May 2014 Small animal case

May 2014


Female intact

15 Years of age

Presented for lameness from left

At the clinical examination, a severely swollen digit was noted and radiographs of the region were taken.

Radiographic examination

Mediolateral ( ML, left image) and dorsopalmar ( DP, right image) of the front left distal digit. 

Radiographic findings

  • There is severe soft tissue swelling around the third digit with irregular borders (arrows).
  • There is a complete loss of definition of the distal part of the third phalanx, only the proximal part of the ungual crest still visible (arrowhead).
  • The pattern of lysis is permeative.
  • The diagnosis was aggressive bone lesion in the distal phalanx of the third digit front left, with severe soft tissue swelling, likely ulcerated.
  • The list of the differential diagnosis is malignant neoplastic process primary or metastatic and much less likely osteomyelitis.
  • Radiographs of the thorax for met check were recommended.

Radiographic findings

Close up of the DP view of the distal front left limb.

Radiographic examination

Right lateral projection of the thorax (left lateral and VD not shown)


  • In the thorax, there is a well defined approximately 1cm in size soft tissue opacity in the caudal lung field, superimposed to the caudal vena cava.
  • This soft tissue opacity is mild heterogenous: has multiple pinpoints mineral opacities in the ventral half and a more lucent central area.
  • "Feline ‚lung-digit syndrome‘ decribes and unusual pattern of metastasis that is seen with various types of primary lung tumors, particularly bronchial and bronchioalveolar adenocarcinoma.

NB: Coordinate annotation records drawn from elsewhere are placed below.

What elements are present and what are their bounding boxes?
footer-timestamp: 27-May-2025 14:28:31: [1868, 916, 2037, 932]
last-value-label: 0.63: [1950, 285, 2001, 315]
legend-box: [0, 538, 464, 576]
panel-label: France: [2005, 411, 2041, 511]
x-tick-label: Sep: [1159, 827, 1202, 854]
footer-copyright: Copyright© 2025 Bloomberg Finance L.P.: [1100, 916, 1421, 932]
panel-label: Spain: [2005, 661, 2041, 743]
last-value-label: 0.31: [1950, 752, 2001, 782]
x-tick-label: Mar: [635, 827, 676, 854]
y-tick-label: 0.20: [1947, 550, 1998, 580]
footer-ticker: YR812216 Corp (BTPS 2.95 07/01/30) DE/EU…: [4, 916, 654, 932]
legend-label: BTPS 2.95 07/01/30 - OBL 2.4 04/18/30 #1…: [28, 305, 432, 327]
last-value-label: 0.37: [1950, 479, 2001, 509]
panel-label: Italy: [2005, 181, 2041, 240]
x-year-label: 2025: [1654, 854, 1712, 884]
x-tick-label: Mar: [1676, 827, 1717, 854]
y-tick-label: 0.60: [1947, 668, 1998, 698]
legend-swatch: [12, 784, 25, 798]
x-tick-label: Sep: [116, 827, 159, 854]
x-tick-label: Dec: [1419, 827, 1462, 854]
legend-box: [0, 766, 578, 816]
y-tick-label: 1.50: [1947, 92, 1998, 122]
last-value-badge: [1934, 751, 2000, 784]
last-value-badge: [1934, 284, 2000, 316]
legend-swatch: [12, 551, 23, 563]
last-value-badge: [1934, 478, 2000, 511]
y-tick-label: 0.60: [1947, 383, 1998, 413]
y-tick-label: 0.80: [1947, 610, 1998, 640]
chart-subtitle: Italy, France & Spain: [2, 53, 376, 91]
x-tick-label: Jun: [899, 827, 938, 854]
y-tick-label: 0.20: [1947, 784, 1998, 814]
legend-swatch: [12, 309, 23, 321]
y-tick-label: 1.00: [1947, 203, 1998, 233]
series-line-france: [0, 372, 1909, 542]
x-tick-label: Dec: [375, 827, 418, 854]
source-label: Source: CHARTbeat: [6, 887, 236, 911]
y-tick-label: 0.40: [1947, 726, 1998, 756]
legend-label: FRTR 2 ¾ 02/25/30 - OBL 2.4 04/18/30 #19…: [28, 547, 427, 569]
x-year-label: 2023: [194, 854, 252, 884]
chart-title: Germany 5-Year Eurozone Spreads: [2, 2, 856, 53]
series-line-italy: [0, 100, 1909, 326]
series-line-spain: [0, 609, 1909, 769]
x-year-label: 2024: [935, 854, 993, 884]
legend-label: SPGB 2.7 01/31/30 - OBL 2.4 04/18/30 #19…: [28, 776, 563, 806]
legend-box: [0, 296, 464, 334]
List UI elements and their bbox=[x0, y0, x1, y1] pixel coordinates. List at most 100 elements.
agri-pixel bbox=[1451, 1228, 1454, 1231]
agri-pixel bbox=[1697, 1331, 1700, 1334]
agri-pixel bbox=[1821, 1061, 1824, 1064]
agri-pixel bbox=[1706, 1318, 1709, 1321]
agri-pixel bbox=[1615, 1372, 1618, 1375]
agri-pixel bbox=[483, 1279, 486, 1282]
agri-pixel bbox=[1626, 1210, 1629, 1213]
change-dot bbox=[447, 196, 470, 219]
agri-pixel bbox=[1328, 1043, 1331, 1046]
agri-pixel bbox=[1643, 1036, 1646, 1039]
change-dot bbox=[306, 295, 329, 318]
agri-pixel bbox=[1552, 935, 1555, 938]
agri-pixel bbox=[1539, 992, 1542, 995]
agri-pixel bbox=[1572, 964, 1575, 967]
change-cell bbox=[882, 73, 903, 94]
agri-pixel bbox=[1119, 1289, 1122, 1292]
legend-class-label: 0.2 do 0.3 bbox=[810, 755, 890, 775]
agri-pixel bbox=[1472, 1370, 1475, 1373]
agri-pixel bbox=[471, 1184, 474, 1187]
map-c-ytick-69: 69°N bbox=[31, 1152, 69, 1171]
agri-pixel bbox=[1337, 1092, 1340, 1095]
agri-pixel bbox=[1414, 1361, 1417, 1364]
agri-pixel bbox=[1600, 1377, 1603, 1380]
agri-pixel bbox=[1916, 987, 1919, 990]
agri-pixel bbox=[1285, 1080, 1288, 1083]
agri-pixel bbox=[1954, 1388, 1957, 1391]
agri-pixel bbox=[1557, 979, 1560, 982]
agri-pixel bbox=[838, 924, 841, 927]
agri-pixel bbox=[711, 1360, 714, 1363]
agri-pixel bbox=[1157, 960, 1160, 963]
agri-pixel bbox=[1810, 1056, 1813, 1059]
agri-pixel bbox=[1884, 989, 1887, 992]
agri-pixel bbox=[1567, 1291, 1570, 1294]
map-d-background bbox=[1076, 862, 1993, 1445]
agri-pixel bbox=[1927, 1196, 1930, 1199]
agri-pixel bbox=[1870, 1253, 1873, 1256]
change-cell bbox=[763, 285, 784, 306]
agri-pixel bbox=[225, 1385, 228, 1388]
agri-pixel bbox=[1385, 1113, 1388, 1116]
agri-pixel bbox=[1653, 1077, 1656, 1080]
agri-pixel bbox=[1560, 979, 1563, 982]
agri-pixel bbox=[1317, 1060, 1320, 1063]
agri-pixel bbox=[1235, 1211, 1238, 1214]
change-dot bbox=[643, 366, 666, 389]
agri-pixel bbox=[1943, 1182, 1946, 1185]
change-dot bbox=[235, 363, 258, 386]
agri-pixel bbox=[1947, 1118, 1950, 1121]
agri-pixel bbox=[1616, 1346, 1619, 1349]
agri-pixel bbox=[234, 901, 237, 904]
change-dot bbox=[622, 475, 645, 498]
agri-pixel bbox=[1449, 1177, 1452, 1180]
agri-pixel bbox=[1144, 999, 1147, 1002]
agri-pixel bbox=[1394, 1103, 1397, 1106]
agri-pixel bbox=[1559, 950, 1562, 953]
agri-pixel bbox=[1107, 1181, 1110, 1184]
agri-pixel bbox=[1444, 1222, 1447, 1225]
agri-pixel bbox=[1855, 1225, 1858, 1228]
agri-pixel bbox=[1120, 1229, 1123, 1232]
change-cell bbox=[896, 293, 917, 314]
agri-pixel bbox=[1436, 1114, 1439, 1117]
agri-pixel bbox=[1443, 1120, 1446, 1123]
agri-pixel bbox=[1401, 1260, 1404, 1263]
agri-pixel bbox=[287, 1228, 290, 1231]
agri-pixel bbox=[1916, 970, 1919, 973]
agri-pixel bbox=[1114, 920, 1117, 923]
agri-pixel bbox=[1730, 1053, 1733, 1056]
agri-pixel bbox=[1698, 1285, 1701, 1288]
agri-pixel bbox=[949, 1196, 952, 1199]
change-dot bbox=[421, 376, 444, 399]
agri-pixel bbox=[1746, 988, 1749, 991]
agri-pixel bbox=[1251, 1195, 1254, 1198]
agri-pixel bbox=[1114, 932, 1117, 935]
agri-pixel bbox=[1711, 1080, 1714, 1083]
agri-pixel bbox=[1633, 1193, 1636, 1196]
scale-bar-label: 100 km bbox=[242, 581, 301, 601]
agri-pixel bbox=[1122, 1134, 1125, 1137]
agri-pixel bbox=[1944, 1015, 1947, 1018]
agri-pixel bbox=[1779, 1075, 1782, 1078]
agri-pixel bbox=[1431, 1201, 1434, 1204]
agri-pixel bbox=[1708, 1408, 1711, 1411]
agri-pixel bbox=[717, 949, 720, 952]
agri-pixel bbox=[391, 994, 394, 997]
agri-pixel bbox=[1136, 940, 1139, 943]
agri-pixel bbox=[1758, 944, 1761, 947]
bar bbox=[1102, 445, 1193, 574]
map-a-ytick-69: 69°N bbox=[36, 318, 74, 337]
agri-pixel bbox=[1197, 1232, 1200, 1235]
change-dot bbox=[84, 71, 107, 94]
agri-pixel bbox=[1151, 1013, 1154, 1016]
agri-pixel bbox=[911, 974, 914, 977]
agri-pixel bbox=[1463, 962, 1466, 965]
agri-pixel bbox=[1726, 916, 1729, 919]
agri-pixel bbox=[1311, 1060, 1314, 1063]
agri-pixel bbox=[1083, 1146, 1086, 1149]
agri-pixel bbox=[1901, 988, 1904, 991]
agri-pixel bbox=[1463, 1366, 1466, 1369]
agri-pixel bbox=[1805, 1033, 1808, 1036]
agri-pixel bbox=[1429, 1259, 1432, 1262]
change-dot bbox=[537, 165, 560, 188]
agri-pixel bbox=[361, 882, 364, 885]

Tumor metastasis are found at atypical sites, notably the distal phalages of the limbs; the weightbearing digits are most frequently affected, and multiple digit and multiple limb involvement is common. Often primary lung tumores in cats are not detected because of clinical signs referable to the primary tumor; rather, many cases present with signs referable to distant metastases. Other sites of metastases from feline primary lung tumores include skin, eyes, skeletal muscle and bone, as well as multiple thoracic and abdominal organs. These lesions are thought to arise from direct arterial embolisation from the tumor." Goldfinch et al. Journal of feline medicine and surgery, 2012
  • The digit was amputated and fine needle aspiration yield the diagnosis of carcinoma.